The crowd were getting into it now. Pd sang a version of “Danny Boy” a cappella, roaming about the pub trailing the mic. He disappeared midway through the climax.
On the U-Bahn down to Oranienburger Tor, Frank felt nervous. He snapped out of it when The Behanser gave him a drink. They went into a bombed out department store, a victim of the war and before that the Kristalnacht. Artists and others gathered here. There was a dwarf breathing fire, and a strange dog that was constantly stoned. It chased its swishing tail and drooled saliva.
The Behanser went looking for a dealer. The others could see him crashing about, disappearing behind pillars and reappearing, and then he was back. He sat down and they prepared his captures. Tired after the day. Some girls hovered about to see if they’d share with them.
Frank recognised a dealer he’d seen occasionally, not in this group now loitering, just going past. A little blond German pixie. He held her with his eyes but she ignored him, and then Pd was saying ‘that’ll floor an elephant,’ and handing him a cone. He breathed deeply.

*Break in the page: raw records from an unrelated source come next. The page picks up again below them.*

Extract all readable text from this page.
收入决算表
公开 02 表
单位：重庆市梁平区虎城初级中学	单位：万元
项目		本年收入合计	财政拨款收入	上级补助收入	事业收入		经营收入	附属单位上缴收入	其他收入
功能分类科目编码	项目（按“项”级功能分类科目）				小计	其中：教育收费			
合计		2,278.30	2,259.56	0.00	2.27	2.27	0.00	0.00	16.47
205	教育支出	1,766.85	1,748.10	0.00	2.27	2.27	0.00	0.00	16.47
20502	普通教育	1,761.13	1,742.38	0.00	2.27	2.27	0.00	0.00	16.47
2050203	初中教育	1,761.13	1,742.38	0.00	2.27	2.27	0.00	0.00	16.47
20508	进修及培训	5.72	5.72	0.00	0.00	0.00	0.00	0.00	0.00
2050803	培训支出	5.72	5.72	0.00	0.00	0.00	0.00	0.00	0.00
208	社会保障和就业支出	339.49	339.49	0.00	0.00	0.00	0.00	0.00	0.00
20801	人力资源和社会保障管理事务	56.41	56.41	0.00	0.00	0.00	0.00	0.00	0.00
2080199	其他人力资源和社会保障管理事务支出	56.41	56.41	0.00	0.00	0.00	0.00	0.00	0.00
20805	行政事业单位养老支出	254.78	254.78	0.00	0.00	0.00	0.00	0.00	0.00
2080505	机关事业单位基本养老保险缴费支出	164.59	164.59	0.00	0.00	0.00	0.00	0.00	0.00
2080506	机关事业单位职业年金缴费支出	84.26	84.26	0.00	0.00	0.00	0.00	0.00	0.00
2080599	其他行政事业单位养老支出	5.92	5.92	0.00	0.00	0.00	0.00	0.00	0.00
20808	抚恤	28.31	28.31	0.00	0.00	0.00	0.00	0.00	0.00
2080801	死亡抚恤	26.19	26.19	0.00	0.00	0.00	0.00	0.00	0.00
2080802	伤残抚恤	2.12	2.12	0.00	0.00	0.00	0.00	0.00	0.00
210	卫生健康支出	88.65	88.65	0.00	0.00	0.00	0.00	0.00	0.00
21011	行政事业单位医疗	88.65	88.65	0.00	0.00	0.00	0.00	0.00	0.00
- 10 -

Dev started playing his bodhran like a bongo, patting out a rhythm with his fingertips. Frank lay back using his guitar case for a pillow, every single star up there a galaxy unknown. Every single person and blade of grass. An Australian voice said something unintelligible, hundreds of bodies around, tripping, pissed. On some nights there was trouble and the sting smell of Mace.

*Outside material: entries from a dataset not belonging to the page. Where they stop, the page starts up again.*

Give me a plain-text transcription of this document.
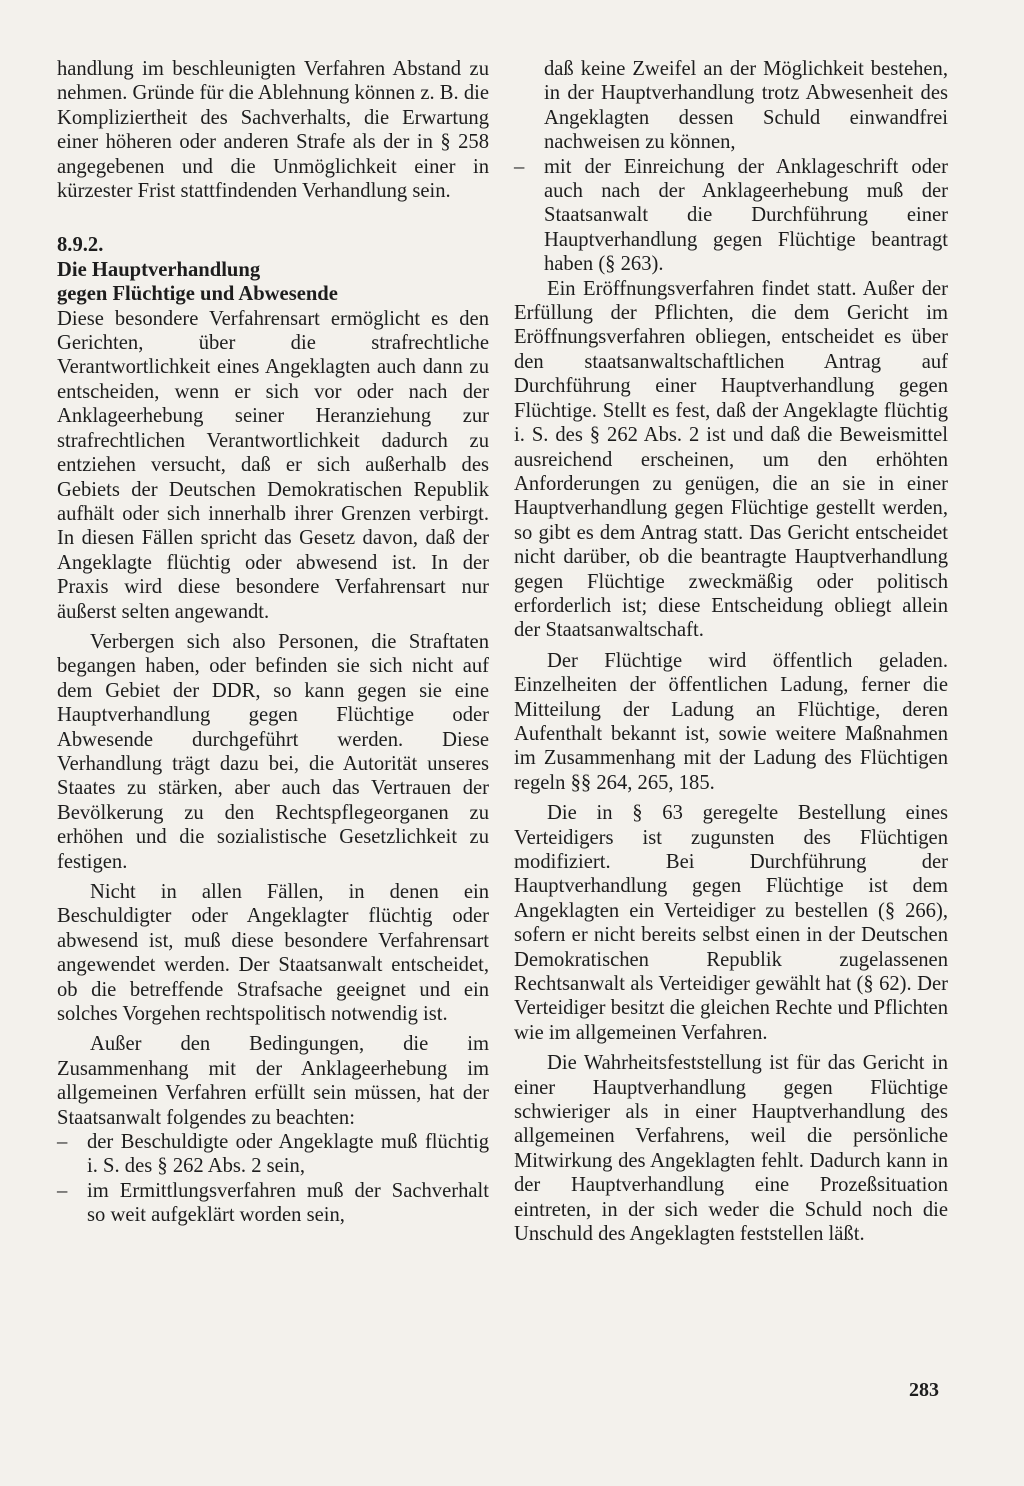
handlung im beschleunigten Verfahren Abstand zu nehmen. Gründe für die Ablehnung können z. B. die Kompliziertheit des Sachverhalts, die Erwartung einer höheren oder anderen Strafe als der in § 258 angegebenen und die Unmöglichkeit einer in kürzester Frist stattfindenden Verhandlung sein.

8.9.2.
Die Hauptverhandlung
gegen Flüchtige und Abwesende

Diese besondere Verfahrensart ermöglicht es den Gerichten, über die strafrechtliche Verantwortlichkeit eines Angeklagten auch dann zu entscheiden, wenn er sich vor oder nach der Anklageerhebung seiner Heranziehung zur strafrechtlichen Verantwortlichkeit dadurch zu entziehen versucht, daß er sich außerhalb des Gebiets der Deutschen Demokratischen Republik aufhält oder sich innerhalb ihrer Grenzen verbirgt. In diesen Fällen spricht das Gesetz davon, daß der Angeklagte flüchtig oder abwesend ist. In der Praxis wird diese besondere Verfahrensart nur äußerst selten angewandt.

Verbergen sich also Personen, die Straftaten begangen haben, oder befinden sie sich nicht auf dem Gebiet der DDR, so kann gegen sie eine Hauptverhandlung gegen Flüchtige oder Abwesende durchgeführt werden. Diese Verhandlung trägt dazu bei, die Autorität unseres Staates zu stärken, aber auch das Vertrauen der Bevölkerung zu den Rechtspflegeorganen zu erhöhen und die sozialistische Gesetzlichkeit zu festigen.

Nicht in allen Fällen, in denen ein Beschuldigter oder Angeklagter flüchtig oder abwesend ist, muß diese besondere Verfahrensart angewendet werden. Der Staatsanwalt entscheidet, ob die betreffende Strafsache geeignet und ein solches Vorgehen rechtspolitisch notwendig ist.

Außer den Bedingungen, die im Zusammenhang mit der Anklageerhebung im allgemeinen Verfahren erfüllt sein müssen, hat der Staatsanwalt folgendes zu beachten:

– der Beschuldigte oder Angeklagte muß flüchtig i. S. des § 262 Abs. 2 sein,
– im Ermittlungsverfahren muß der Sachverhalt so weit aufgeklärt worden sein,
daß keine Zweifel an der Möglichkeit bestehen, in der Hauptverhandlung trotz Abwesenheit des Angeklagten dessen Schuld einwandfrei nachweisen zu können,
– mit der Einreichung der Anklageschrift oder auch nach der Anklageerhebung muß der Staatsanwalt die Durchführung einer Hauptverhandlung gegen Flüchtige beantragt haben (§ 263).

Ein Eröffnungsverfahren findet statt. Außer der Erfüllung der Pflichten, die dem Gericht im Eröffnungsverfahren obliegen, entscheidet es über den staatsanwaltschaftlichen Antrag auf Durchführung einer Hauptverhandlung gegen Flüchtige. Stellt es fest, daß der Angeklagte flüchtig i. S. des § 262 Abs. 2 ist und daß die Beweismittel ausreichend erscheinen, um den erhöhten Anforderungen zu genügen, die an sie in einer Hauptverhandlung gegen Flüchtige gestellt werden, so gibt es dem Antrag statt. Das Gericht entscheidet nicht darüber, ob die beantragte Hauptverhandlung gegen Flüchtige zweckmäßig oder politisch erforderlich ist; diese Entscheidung obliegt allein der Staatsanwaltschaft.

Der Flüchtige wird öffentlich geladen. Einzelheiten der öffentlichen Ladung, ferner die Mitteilung der Ladung an Flüchtige, deren Aufenthalt bekannt ist, sowie weitere Maßnahmen im Zusammenhang mit der Ladung des Flüchtigen regeln §§ 264, 265, 185.

Die in § 63 geregelte Bestellung eines Verteidigers ist zugunsten des Flüchtigen modifiziert. Bei Durchführung der Hauptverhandlung gegen Flüchtige ist dem Angeklagten ein Verteidiger zu bestellen (§ 266), sofern er nicht bereits selbst einen in der Deutschen Demokratischen Republik zugelassenen Rechtsanwalt als Verteidiger gewählt hat (§ 62). Der Verteidiger besitzt die gleichen Rechte und Pflichten wie im allgemeinen Verfahren.

Die Wahrheitsfeststellung ist für das Gericht in einer Hauptverhandlung gegen Flüchtige schwieriger als in einer Hauptverhandlung des allgemeinen Verfahrens, weil die persönliche Mitwirkung des Angeklagten fehlt. Dadurch kann in der Hauptverhandlung eine Prozeßsituation eintreten, in der sich weder die Schuld noch die Unschuld des Angeklagten feststellen läßt.

283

“Are we gonna get some food,” said Dev, “some fucking sustenance.” A Hungarian girl sat down beside Frank. She asked his name and then called him Frank Sinatra. I get no kick from champagne, he sang in her ear.
The girl suddenly started screaming, and moved her body away from Frank’s arm and stumbled into the night. Frank turned his attention to the stoner dog.

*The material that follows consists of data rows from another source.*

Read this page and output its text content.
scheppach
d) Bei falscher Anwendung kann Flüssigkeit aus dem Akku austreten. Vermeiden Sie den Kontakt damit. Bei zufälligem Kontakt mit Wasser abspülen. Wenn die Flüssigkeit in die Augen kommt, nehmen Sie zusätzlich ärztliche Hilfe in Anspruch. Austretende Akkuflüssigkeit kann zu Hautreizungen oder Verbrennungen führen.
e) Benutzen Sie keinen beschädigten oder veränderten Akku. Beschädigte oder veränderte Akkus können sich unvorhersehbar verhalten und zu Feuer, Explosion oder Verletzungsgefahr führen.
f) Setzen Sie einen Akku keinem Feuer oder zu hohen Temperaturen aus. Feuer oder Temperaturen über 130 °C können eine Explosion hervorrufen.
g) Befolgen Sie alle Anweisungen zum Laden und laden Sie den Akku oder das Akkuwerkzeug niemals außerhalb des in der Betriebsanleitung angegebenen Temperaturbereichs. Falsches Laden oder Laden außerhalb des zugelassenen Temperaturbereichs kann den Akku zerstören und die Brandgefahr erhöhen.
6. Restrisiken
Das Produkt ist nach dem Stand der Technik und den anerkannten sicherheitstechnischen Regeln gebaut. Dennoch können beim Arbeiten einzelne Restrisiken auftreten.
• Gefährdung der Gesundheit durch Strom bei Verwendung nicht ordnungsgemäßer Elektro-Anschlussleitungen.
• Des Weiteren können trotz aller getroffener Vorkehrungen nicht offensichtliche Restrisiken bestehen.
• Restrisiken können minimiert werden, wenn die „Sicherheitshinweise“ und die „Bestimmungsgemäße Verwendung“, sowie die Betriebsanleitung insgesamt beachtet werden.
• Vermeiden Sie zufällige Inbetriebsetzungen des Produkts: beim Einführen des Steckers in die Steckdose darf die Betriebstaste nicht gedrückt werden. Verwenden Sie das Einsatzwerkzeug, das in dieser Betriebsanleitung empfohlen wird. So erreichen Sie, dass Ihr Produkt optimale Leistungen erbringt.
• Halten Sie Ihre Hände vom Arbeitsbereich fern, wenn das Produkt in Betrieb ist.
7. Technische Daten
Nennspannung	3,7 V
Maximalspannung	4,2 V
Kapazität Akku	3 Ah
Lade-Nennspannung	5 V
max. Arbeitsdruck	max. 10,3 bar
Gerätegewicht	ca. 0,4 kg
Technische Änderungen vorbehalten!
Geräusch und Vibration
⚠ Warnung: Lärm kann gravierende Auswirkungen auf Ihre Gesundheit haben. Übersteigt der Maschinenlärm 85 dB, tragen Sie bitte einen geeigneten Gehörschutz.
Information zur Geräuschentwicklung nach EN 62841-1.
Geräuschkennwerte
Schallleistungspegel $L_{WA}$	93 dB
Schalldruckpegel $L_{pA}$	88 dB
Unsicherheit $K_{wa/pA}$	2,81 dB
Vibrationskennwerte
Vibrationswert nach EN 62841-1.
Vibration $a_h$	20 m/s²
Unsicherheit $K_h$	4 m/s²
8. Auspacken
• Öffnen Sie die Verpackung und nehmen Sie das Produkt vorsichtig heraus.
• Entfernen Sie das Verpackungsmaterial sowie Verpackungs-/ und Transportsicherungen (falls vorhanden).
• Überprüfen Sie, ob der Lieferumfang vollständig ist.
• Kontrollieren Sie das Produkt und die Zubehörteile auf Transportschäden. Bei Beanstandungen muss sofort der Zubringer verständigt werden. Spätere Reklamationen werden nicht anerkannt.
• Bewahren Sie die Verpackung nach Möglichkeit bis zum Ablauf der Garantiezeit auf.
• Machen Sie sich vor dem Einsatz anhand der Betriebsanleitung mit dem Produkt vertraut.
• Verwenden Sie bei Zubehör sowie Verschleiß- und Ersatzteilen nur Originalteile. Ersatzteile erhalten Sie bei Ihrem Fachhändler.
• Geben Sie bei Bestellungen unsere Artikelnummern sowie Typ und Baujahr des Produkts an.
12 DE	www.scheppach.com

“Woof,” he said, and the creature ran over unsteadily, a crazed look in its eyes. Pd rubbed at its paw fur. The Behanser came back from the kebab shop, handing out doners and eating a currywurst. Dev started complaining that his had no sauce.
At seven am they crossed the road to a bar called Obst und Gemuse. They sat outside with the sun rising, beers in front of them and guitars alongside. Frank went to the toilet and there was graffiti above the bowl.
To be is to do” – Sartre
To do is to be” – Camus
Do be do be do” – Sinatra
He pissed and shook his head and went back outside.
“Possession is not the key to feeling,” Dev was saying. “You can feel bad with a hundred fucking cars.”
The Behanser eyed him sceptically, smoking. An unkindness of ravens pecked at something hidden across the street. Perhaps they weren’t ravens, just crows. Pd threw a banana skin and they scattered.
They left soon after, paying the bill and heading for the U-Bahn. They clattered back towards Neukolln, in a four-seat booth each.
Dev rolled a joint, absorbed in the act of construction. Frank thought of the sun climbing through the world. Each stop picked up commuters bound for work, business suits and builders, the builders with beer in their hands. The steady chatter made Frank want to sleep.
Back in the apartment on Bohmische Strasse, they collapsed amidst bottles and ashtrays, on couches from the street. An enormous grand piano sat in the corner. Dev picked out a few notes on it, a Bluthner from the 19th century. Pd put his hand down his trousers.
The Behanser stood up and announced he was making soup. They heard the woman who lived above leave with her dogs. The animals scampered down the stairs outside, the owner following with leads tingling in her hands. They were hitting together and making a kind of music.
Frank dozed till the soup was ready, knowing he could sleep for a few hours, and then it was back out to play. On the Ku-damm, in Prenzlauerberg, anywhere. He remembered he needed to buy new strings for his guitar.